When one considers some of the advantages of the internet (easy access, anonymity, lack of face-to-face contact etc), one can immediately also see some of the challenges in evaluating smoking cessation websites. For example, how do you follow-up on people who visited a website anonymously, in order to find out if they quit smoking? Research on this topic has only recently started, but there are already some promising studies suggesting that some smoking cessation websites boost the smokers’ chances of quitting. A recent study by Dr Lynn Swartz at the Oregon Center for Applied Science compared one particular internet site with no intervention. They found that smokers given access to the smoking cessation internet site were roughly twice as likely to have quit smoking three months later. Another recent study by Dr Joanne Pike at University of Texas Health Science Center compared utilization and quit rates at 5 interactive websites and one static website, all of which aimed to help smokers quit. They found that some of the interactive websites had much higher participation rates than others, and that this was associated with the amount of interactivity available on the site. Sites containing a lot of interactive functions also tended to have more participants succeed in quitting smoking.

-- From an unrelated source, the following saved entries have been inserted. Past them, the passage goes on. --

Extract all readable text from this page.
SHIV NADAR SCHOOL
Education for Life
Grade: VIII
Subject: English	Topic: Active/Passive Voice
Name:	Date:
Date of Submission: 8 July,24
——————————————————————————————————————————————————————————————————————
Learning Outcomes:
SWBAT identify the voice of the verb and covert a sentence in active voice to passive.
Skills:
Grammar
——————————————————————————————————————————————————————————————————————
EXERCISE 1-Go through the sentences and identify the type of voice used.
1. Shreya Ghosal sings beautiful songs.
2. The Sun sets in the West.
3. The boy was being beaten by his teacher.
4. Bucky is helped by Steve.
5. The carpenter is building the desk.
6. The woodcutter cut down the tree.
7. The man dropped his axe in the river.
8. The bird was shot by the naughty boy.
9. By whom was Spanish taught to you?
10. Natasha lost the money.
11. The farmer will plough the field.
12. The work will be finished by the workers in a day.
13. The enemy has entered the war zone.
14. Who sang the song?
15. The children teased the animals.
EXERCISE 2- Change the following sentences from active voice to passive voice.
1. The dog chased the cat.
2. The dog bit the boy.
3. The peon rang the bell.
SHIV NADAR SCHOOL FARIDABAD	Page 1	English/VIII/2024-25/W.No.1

Many of the websites offer the chance to view some of the basic information pages immediately but require visitors to complete an online registration process (and possibly pay a fee) before being given full access to the more useful interactive features on the site. One of the top smoking cessation websites can be found at: www.quitnet.com . This site offers a range of interactive features including “chat rooms”, and “ask-the-expert” functions, as well as online “wizards” that automatically calculate how much money you have saved since you quit smoking. This site is widely used around the world, so that at any given moment there will be hundreds or thousands of people visiting the site for help to quit.

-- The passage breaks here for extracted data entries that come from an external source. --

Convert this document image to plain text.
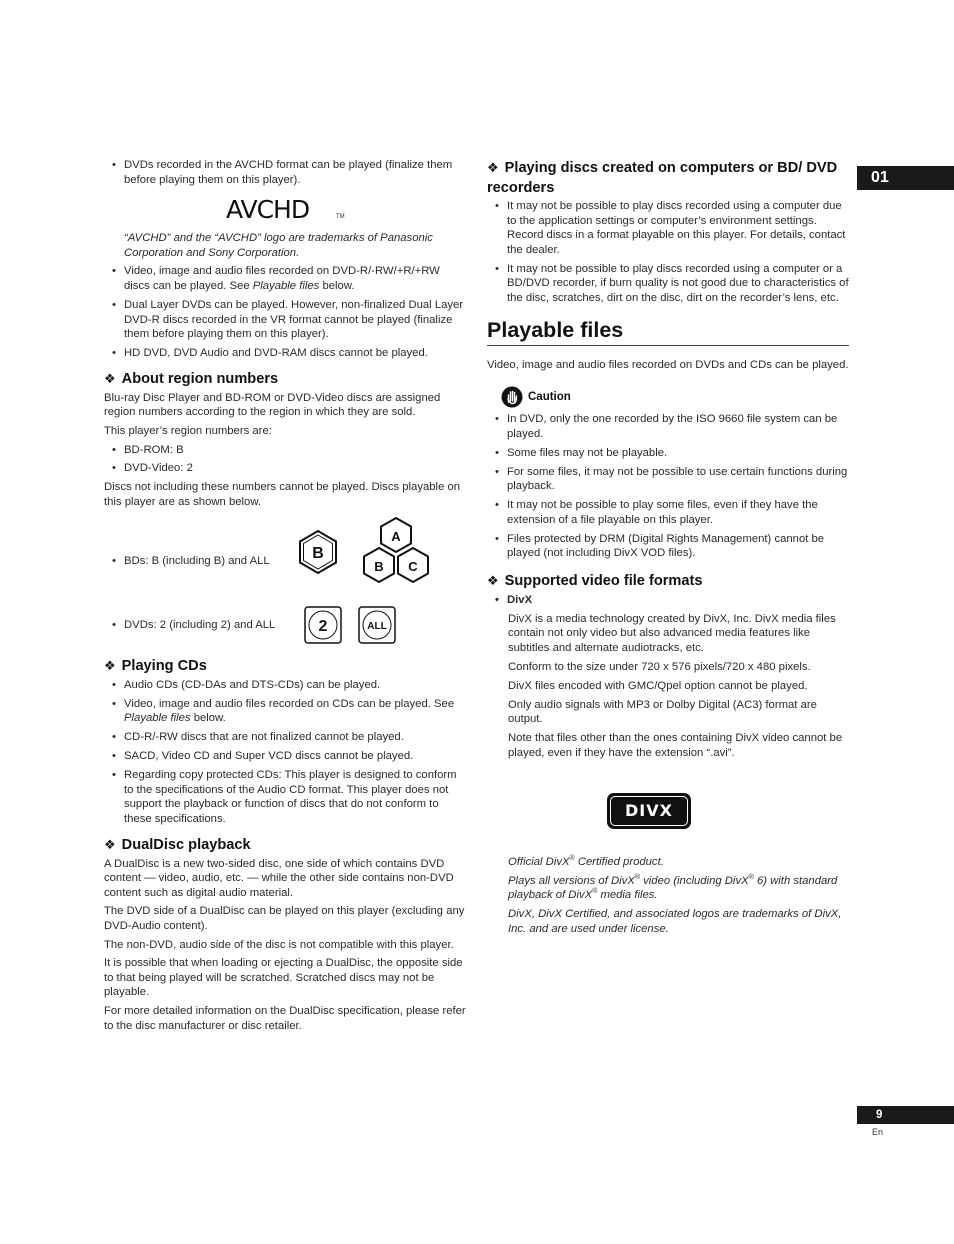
01
• DVDs recorded in the AVCHD format can be played (finalize them before playing them on this player).
AVCHD	TM

“AVCHD” and the “AVCHD” logo are trademarks of Panasonic Corporation and Sony Corporation.

• Video, image and audio files recorded on DVD-R/-RW/+R/+RW discs can be played. See Playable files below.
• Dual Layer DVDs can be played. However, non-finalized Dual Layer DVD-R discs recorded in the VR format cannot be played (finalize them before playing them on this player).
• HD DVD, DVD Audio and DVD-RAM discs cannot be played.
❖ About region numbers

Blu-ray Disc Player and BD-ROM or DVD-Video discs are assigned region numbers according to the region in which they are sold.

This player’s region numbers are:

• BD-ROM: B
• DVD-Video: 2

Discs not including these numbers cannot be played. Discs playable on this player are as shown below.

• BDs: B (including B) and ALL	B
A
B C
• DVDs: 2 (including 2) and ALL	2	ALL
❖ Playing CDs
• Audio CDs (CD-DAs and DTS-CDs) can be played.
• Video, image and audio files recorded on CDs can be played. See Playable files below.
• CD-R/-RW discs that are not finalized cannot be played.
• SACD, Video CD and Super VCD discs cannot be played.
• Regarding copy protected CDs: This player is designed to conform to the specifications of the Audio CD format. This player does not support the playback or function of discs that do not conform to these specifications.
❖ DualDisc playback

A DualDisc is a new two-sided disc, one side of which contains DVD content — video, audio, etc. — while the other side contains non-DVD content such as digital audio material.

The DVD side of a DualDisc can be played on this player (excluding any DVD-Audio content).

The non-DVD, audio side of the disc is not compatible with this player.

It is possible that when loading or ejecting a DualDisc, the opposite side to that being played will be scratched. Scratched discs may not be playable.

For more detailed information on the DualDisc specification, please refer to the disc manufacturer or disc retailer.

❖ Playing discs created on computers or BD/ DVD recorders
• It may not be possible to play discs recorded using a computer due to the application settings or computer’s environment settings. Record discs in a format playable on this player. For details, contact the dealer.
• It may not be possible to play discs recorded using a computer or a BD/DVD recorder, if burn quality is not good due to characteristics of the disc, scratches, dirt on the disc, dirt on the recorder’s lens, etc.
Playable files

Video, image and audio files recorded on DVDs and CDs can be played.

Caution
• In DVD, only the one recorded by the ISO 9660 file system can be played.
• Some files may not be playable.
• For some files, it may not be possible to use certain functions during playback.
• It may not be possible to play some files, even if they have the extension of a file playable on this player.
• Files protected by DRM (Digital Rights Management) cannot be played (not including DivX VOD files).
❖ Supported video file formats
• DivX

DivX is a media technology created by DivX, Inc. DivX media files contain not only video but also advanced media features like subtitles and alternate audiotracks, etc.

Conform to the size under 720 x 576 pixels/720 x 480 pixels.

DivX files encoded with GMC/Qpel option cannot be played.

Only audio signals with MP3 or Dolby Digital (AC3) format are output.

Note that files other than the ones containing DivX video cannot be played, even if they have the extension “.avi”.

DIVX

Official DivX® Certified product.

Plays all versions of DivX® video (including DivX® 6) with standard playback of DivX® media files.

DivX, DivX Certified, and associated logos are trademarks of DivX, Inc. and are used under license.

9
En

The advantages of these interactive smoking cessation websites are that they are available 24/7, from the comfort of your own home, are generally free or low cost, and can put you in touch with a whole community of people going through the same process. Website assistance can also be used in addition to other methods (e.g. counseling and/or medication). Generally the more help and support you can get, the more likely you are to succeed in quitting. If you found any websites particularly helpful (or unhelpful), let me know, so I can pass it on to others. Best of luck.